There are two elements that allow their return. On the one hand, these narratives have been repeated so many times in the last century that it is something that is ideologically present in the air, that is, it is something that people recognize and a point of reference to grasp. Second, it’s something that really worked for many actors in the 20th century to crush their enemies and gain legitimacy. The demonization of any attempt to challenge the privileges of the dominant group in society is very useful for certain political actors.

What is the current situation of the Indonesian Communist Party?

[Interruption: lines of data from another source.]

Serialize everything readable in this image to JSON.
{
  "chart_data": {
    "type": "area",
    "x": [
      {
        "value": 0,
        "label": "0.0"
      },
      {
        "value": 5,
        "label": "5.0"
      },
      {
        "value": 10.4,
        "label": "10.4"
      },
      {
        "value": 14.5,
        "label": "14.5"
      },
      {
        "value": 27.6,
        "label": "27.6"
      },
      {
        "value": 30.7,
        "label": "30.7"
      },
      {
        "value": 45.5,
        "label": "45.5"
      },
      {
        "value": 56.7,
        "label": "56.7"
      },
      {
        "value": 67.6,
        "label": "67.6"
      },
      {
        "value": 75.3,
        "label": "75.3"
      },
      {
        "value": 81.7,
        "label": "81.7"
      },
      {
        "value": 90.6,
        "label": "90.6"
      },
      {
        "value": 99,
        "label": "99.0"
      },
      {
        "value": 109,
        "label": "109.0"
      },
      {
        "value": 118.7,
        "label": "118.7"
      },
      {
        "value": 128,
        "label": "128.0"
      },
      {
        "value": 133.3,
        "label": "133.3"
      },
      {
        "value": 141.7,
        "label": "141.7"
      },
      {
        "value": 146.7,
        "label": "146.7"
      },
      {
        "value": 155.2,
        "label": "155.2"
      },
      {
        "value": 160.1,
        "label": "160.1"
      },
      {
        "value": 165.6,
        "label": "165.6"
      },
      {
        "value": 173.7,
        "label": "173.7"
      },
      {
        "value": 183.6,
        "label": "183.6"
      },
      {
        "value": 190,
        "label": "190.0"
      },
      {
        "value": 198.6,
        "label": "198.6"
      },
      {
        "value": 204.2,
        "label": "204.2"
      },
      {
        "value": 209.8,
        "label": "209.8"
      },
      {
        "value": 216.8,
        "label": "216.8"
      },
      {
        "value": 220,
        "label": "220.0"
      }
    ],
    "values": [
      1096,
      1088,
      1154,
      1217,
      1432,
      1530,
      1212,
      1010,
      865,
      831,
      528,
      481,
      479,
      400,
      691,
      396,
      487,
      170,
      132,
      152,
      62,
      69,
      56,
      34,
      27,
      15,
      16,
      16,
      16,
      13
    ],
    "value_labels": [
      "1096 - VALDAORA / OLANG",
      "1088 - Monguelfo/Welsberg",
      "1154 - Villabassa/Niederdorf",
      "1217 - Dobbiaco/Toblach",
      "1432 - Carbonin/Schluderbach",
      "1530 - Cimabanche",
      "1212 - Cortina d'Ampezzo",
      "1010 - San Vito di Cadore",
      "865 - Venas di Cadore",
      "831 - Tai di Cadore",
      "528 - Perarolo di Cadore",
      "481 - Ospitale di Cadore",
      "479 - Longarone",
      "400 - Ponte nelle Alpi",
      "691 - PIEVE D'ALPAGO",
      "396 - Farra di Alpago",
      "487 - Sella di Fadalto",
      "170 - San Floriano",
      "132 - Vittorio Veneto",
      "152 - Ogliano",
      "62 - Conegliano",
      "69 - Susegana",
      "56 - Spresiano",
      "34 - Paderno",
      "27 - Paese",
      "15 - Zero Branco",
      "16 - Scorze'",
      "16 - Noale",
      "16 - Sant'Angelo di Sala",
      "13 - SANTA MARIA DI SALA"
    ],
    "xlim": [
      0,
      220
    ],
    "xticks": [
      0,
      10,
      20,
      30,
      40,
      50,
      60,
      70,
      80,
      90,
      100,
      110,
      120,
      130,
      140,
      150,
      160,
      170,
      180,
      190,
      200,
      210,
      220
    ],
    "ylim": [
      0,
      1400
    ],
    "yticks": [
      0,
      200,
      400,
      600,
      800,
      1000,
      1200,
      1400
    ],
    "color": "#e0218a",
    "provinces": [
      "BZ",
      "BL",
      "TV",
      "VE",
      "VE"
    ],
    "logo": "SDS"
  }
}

It is illegal to even say that it should exist. It does not exist and nobody wants it to exist. It is often used as a threat or as a way to silence people. This responds to the methods that were used then. A quarter of the country was in the party or affiliated in some way and the method in which the massacre was carried out was effective in keeping everyone silent for the rest of their lives.

The message was sent that you could be assassinated not only for having been on the left, but for not participating in the construction of the new regime. That is why there is this strange situation in which leftist ideas were almost hegemonic in public discourse in Indonesia until 1965 and in 1966 no one is willing to admit that they had anything to do with the left.